In the discussion of the background that follows, reference is made to certain structures and/or methods. However, the following references should not be construed as an admission that these structures and/or methods constitute prior art. Applicant expressly reserves the right to demonstrate that such structures and/or methods do not qualify as prior art.
Conventional tool cartridges, particularly ISO tool cartridges, for finish operations have a tool cartridge with a screw to bear against a cutting insert to hold it in a desired seated position for machining operations. FIG. 1A shows an example of a conventional, “screw down” tool cartridge 10. In the conventional tool cartridge 10, radial adjustment, i.e., in the Y-axis direction in FIG. 1A, is performed by a socket set screw (not shown) positioned in threaded opening 12 (threaded opening 12 is illustrated in cut-away view for ease of viewing).

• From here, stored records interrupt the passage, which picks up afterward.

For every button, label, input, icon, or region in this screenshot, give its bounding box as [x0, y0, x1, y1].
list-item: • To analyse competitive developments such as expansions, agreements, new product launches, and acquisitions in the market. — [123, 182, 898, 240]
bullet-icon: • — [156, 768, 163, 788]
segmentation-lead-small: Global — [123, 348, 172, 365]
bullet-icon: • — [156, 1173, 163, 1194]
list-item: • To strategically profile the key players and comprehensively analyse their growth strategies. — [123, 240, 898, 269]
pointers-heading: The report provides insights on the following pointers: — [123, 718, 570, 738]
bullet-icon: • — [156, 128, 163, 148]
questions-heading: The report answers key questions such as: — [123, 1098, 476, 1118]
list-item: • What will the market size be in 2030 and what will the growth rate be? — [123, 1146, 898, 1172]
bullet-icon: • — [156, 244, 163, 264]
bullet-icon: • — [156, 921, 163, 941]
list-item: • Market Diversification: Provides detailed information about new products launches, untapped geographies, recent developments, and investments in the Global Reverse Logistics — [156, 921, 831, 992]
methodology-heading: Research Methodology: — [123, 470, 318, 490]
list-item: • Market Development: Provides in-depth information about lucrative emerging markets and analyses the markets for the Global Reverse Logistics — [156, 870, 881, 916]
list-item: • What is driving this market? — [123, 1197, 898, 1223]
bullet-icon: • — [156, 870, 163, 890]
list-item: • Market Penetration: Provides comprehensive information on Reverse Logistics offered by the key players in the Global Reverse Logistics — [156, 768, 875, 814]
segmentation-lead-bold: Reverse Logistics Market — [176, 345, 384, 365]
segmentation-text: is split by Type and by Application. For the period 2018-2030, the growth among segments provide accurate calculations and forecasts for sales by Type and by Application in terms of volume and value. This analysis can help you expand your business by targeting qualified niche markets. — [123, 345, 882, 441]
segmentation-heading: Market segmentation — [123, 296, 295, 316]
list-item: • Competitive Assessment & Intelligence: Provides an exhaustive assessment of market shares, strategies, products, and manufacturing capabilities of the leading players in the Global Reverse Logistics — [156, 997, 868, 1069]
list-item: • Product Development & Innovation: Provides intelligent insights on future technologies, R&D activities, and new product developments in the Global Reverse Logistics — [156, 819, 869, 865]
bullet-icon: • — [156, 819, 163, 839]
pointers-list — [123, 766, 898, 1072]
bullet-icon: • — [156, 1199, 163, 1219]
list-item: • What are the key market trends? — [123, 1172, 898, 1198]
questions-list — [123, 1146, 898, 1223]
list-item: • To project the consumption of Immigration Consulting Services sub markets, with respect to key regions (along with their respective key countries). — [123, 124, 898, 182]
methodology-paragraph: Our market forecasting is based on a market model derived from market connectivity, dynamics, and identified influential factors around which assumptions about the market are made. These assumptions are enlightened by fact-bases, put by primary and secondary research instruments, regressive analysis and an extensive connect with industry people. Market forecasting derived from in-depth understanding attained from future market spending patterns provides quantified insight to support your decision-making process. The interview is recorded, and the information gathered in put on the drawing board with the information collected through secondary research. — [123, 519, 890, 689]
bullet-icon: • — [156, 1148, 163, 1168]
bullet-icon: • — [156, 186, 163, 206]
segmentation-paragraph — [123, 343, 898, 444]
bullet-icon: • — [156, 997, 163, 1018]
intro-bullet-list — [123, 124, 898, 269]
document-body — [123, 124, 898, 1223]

On one end of the screw there is a driving hex hole to engage with a wrench having a suitable mating shape, as is conventional. The other end of the screw has, depending on the quality of the tooling cartridge, a polished ball or oval surface (in high end designs) or a simple flat surface (in inexpensive versions).
The conventional tool cartridge 10 has a body 14 that represents an essentially ridged structure. In use and to raise a vertex 16 of the cutting insert 18, one of two possibilities have to be executed: 1) a clamping screw has to be loosen, an adjustment performed, a clamp screw tighten, the adjustment should be checked and any correction made before the process is completed; or 2) a clamping screw has to be pre-tightened arbitrarily to allow the clamping screw to stretch enough to provide an adjustment range. Both methods 1) and 2) are criticized by typical machinists on the shop floor.
Another problem of the conventional design is a negative gain of resolution. FIG. 1B shows a line drawing of the conventional tool cartridge 10 from FIG. 1A. In FIG. 1B, a typical axial location of the threaded opening 12 for an adjustment screw is illustrated. The conventional tool cartridge 10 shown has a ratio of an adjustment screw distance (L1) to a vertex cutting edge distance (L2) of about 1:1.5. This means that a small radial movement of the adjustment screw in the threaded opening 12 will be amplified 1.5 times on the cutting edge located at the vertex 16. For reference, the axial direction is the X-axis direction in FIGS. 1A and 1B.
A further problem of the conventional design is a high expansion stress of the clamping screw 20, which is stretched by adjustment, and the high compression stress of the adjustment screw, which is trying to bend the rigid structure of cartridge body 14. Neither stress state is ideal.
U.S. Pat. No. 5,066,173 describes a boring bar in which a slot with a recess is introduced into the boring bar to allow the front of the cartridge to be flexible enough to reduce the stress on the clamping screw as well as on the adjustment screw. However, the disadvantage of this design is the low resolution of adjustment as it depends solely on the thread pitch of the screw and the adjustment screw resides in the cutter body (and not within the cartridge itself).
U.S. Pat. No. 7,753,626 discloses a cartridge that has a differential screw mechanism. However, the cartridge does not address the cantilever problem and the clamping screw problem discussed above.